In minutes he was on the roof. From this vantage point it was obvious that anyone emerging here could make their way along the building and choose to exit via one of the other stairways in the L-shaped block of flats. If Mark Howitt had come up here, he was long gone. McNab chose to walk the roof anyway, checking behind the redundant chimney stacks, just in case.

Ten minutes later he was back in the flat. Jeff had emerged from his sojourn in the toilet and awaited him, the self-satisfied look he’d worn earlier back in place.

McNab stood for a moment in ominous silence, then said, ‘Did you know that if someone drinks from a glass of water, by the time they’ve drunk two thirds of it, the remainder is pretty well all DNA from their saliva?’

Jeff blanched, having an inkling of where this might be going.

‘You made a statement to a police officer, captured on my mobile, that you had been entertaining your girlfriend Carla.
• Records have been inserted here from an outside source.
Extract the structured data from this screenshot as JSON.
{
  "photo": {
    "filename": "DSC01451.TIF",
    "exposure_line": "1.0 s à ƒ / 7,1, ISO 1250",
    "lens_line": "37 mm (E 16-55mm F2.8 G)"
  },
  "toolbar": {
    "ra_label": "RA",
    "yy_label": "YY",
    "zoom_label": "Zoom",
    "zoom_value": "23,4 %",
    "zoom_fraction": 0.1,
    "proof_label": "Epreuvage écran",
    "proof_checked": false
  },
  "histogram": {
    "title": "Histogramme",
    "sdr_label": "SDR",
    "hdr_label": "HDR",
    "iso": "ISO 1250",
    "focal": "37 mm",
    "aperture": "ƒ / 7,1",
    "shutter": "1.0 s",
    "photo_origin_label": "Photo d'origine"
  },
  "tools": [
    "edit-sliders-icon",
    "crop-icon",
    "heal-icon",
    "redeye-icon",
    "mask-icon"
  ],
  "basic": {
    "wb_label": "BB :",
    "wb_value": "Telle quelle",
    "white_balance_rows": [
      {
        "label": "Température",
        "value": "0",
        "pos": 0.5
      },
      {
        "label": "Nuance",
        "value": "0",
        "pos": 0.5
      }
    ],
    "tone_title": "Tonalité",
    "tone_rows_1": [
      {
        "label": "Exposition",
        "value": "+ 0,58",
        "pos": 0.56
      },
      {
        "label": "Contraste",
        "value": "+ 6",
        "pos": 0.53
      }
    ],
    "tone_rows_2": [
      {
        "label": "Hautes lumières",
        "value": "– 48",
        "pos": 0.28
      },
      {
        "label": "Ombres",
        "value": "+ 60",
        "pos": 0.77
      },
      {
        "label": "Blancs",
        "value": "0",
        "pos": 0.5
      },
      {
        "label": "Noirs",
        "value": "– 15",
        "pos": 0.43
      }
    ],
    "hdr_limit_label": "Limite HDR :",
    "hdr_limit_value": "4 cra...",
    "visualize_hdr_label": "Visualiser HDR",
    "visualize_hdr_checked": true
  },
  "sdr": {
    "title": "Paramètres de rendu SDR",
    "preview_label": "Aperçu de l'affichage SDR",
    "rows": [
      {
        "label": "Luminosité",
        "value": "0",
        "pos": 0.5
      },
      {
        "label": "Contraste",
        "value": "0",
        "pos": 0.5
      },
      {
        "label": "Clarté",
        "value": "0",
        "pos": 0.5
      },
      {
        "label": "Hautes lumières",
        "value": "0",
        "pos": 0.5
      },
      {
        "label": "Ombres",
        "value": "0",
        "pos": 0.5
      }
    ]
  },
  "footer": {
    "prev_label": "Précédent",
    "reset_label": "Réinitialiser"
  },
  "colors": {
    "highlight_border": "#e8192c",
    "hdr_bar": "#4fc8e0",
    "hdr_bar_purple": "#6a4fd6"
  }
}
Let’s see if that was true.’

McNab produced a pair of forensic gloves, two plastic evidence bags and a mouth swab. He donned the gloves, sampled the vodka with a mouth swab and, lifting each glass, placed them in a separate bag.

Jeff suddenly remembered he was a lawyer and began protesting.

‘Also,’ McNab interrupted him, ‘if you made a call to the suspect while in the toilet, our Tech team will have logged it.’

This wasn’t strictly true, but it was worth it to see the effect his announcement had.

McNab made that his parting shot, before he headed down the stairs.